As mentioned previously, the early 2000s saw the increasing internationalization of the insurgency in the North Caucasus. The relative lack of internal and external support for the fundamentalists had caused this faction to look for outside help as it rose to dominance. Its declaration of an Islamic polity in the North Caucasus helped in this respect. Past claims as to the number of foreign fighters vary greatly. While some have put the number at 300, the Russian government claimed that at one point, there were approximately 700 foreign fighters in the North Caucasus. Documents reported to have been found in Grozny list nationals from Sudan, Nigeria, Niger, Ivory Coast, Jordan, Syria, and Pakistan as present in the ranks of the insurgents. Somewhat surprisingly, two insurgents from China were reportedly captured in the battle for Komsomolskoye, demonstrating the far reach of insurgent recruitment efforts.

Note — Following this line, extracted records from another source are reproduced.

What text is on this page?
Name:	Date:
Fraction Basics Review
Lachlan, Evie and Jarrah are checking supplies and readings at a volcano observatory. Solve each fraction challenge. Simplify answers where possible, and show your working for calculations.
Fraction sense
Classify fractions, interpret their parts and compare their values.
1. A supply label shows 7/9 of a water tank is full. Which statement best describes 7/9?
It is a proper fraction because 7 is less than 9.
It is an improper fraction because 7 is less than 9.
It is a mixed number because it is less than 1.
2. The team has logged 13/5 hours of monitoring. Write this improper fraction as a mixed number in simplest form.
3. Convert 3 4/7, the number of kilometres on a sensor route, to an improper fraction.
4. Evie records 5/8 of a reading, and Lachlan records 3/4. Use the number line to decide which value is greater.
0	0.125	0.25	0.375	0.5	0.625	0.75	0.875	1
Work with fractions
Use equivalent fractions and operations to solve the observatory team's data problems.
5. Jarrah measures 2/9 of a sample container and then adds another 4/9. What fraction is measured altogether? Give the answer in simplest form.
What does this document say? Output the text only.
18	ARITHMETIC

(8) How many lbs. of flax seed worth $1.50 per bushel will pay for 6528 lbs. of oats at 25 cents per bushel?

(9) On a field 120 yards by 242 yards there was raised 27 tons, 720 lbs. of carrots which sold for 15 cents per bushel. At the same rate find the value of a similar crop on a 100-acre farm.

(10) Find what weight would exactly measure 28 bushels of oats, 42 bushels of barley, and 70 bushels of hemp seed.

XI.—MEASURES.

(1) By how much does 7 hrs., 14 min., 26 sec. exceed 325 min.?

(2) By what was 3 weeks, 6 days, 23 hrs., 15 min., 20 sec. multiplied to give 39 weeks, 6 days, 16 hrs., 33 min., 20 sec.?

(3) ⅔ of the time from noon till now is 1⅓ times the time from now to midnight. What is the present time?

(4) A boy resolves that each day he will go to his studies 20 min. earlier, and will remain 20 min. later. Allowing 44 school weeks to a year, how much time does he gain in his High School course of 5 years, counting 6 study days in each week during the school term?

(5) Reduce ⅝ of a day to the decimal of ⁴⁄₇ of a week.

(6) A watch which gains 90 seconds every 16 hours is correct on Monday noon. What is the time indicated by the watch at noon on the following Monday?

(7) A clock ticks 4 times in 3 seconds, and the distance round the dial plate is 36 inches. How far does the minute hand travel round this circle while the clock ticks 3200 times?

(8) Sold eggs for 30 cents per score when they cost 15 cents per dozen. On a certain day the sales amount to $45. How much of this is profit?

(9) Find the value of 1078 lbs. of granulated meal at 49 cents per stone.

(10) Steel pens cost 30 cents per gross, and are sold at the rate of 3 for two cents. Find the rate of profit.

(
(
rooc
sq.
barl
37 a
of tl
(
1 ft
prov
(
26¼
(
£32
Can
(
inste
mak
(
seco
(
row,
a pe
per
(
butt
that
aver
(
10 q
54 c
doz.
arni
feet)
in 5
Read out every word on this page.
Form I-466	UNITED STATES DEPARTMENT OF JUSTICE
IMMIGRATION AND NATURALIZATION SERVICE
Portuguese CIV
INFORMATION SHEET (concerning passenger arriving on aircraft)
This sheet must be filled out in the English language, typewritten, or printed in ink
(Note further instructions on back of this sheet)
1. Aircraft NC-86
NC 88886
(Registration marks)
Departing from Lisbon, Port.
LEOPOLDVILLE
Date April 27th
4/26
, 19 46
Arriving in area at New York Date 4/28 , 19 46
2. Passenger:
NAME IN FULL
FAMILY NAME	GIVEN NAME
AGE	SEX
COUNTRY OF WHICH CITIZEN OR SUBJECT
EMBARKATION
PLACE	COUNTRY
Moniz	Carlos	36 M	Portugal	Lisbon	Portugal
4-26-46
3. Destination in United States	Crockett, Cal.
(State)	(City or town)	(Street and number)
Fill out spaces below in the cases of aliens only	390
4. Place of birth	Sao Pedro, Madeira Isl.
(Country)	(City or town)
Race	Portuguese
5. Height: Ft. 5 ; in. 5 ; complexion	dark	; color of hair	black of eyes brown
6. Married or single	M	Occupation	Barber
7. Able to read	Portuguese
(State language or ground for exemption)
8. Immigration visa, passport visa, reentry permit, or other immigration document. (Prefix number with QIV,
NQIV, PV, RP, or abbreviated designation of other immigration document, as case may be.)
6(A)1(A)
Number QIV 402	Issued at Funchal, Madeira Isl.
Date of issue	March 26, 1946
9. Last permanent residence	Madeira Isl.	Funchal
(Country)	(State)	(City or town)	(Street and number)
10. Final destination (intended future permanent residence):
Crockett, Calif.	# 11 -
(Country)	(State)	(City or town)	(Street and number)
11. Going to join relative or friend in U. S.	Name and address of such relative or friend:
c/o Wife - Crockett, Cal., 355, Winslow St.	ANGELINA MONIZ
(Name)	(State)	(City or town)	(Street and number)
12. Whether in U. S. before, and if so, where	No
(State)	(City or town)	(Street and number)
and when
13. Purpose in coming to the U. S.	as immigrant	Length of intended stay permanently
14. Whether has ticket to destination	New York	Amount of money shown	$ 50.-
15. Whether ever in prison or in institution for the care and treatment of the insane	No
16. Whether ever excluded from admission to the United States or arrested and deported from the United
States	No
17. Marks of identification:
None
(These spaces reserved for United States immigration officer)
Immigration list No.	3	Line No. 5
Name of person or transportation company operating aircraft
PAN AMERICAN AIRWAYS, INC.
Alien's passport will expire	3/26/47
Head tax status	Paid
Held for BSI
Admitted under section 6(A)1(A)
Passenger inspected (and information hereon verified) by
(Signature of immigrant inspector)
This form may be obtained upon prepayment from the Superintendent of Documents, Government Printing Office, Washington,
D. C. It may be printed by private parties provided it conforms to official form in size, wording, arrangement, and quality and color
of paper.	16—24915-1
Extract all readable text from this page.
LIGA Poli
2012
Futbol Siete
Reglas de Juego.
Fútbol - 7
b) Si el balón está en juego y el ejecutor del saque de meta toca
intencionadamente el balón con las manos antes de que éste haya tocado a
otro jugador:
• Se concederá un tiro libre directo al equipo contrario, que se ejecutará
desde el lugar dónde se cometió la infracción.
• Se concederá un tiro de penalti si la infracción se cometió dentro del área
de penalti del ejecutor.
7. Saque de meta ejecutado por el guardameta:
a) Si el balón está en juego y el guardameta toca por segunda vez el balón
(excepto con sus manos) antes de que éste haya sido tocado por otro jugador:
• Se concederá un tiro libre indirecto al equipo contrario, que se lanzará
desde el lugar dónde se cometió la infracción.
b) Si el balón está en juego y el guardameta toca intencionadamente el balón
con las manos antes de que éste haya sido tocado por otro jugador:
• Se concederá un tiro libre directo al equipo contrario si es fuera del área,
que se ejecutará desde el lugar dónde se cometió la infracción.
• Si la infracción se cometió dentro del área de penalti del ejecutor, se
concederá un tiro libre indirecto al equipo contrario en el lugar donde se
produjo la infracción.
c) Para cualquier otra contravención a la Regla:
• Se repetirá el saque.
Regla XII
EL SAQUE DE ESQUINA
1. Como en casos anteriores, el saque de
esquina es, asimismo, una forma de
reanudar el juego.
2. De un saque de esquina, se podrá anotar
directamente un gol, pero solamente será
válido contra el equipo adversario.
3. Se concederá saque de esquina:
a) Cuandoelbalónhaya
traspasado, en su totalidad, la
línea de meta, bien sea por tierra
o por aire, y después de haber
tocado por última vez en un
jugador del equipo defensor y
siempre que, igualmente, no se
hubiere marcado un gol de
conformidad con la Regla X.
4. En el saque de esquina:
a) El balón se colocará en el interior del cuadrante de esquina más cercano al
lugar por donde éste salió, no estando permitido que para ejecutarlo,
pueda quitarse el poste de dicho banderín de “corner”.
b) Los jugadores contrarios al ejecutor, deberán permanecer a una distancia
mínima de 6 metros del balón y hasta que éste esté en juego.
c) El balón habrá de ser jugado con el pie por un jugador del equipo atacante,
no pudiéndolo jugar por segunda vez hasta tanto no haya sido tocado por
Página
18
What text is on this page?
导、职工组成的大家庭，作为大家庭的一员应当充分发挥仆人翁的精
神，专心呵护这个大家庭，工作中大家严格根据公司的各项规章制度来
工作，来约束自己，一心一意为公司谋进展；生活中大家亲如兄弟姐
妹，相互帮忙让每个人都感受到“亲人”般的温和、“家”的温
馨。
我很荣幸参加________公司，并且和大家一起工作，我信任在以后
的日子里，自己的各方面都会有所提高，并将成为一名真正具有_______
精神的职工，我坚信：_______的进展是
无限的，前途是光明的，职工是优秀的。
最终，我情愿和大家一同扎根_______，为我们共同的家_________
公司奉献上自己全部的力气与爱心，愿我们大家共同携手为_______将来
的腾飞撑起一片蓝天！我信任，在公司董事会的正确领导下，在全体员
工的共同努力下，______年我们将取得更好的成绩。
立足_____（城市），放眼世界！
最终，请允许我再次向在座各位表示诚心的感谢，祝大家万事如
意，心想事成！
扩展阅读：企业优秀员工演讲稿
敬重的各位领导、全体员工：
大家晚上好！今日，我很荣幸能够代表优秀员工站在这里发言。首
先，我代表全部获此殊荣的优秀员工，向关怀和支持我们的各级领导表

In terms of finances, the US State Department has estimated that, at minimum, approximately $100 million has been channelled to Chechen fundamentalists from various sources in the Middle East. The Chechens have also received training in the West Bank, support from Islamists in East and Central Asia, and have gained experience fighting in Afghanistan and Iraq. This external support did little in the near-term to resurrect the fortunes of an insurgency that had been in decline for years. It did however, help to sustain it.

 

The Islamic State Connection

Currently, the North Caucasian insurgents are well connected to trans-national jihadi groups. The civil war in Syria has provided the insurgents with new opportunities for recruitment, training, and the chance to ally themselves with significant transnational jihadi groups such as the Al-Qaeda affiliated Al Nusra Front and the Islamic State (IS). It has been reported that they have made significant contributions in terms of fighters and financing to these groups. This is particularly true in the case of IS, in which Umar Shishani, a Chechen, is reported to be one of IS leader Abu Bakr al-Baghdadi’s closest associates. Shishani’s group, predominantly of North Caucasian descent, are reported to be quickly becoming one of the largest factions in IS. There has been a reduction in insurgent activity (though not a cessation) in the North Caucasus which is likely the result of this outflow of insurgent fighters and capital. It has also been noted that this has caused an internal debate amongst the North Caucasian insurgents, over whether they should be participating in the Syrian/Iraqi conflict, or fighting for the creation of the Caucasian Emirate at home. Many have left to fight in the Middle East however, as their strategic agenda is aligned with the jihadi rebels there. Furthermore, the environment in Syria (and now Iraq) is much more accommodating. In the North Caucasus, the Russians and their proxies are firmly in control at the moment, making any sort of major operation or training difficult. Whereas in Syria and Iraq,  the North Caucasians have had a chance to hone their combat skills, as well as acquire sophisticated new political and economic skillsets, notably from Islamic State. In several recent press releases, members of IS, some of which are thought to be North Caucasian, have promised to return home and put these to use. If and when they do, they will do so as more capable and battle-hardened than ever before.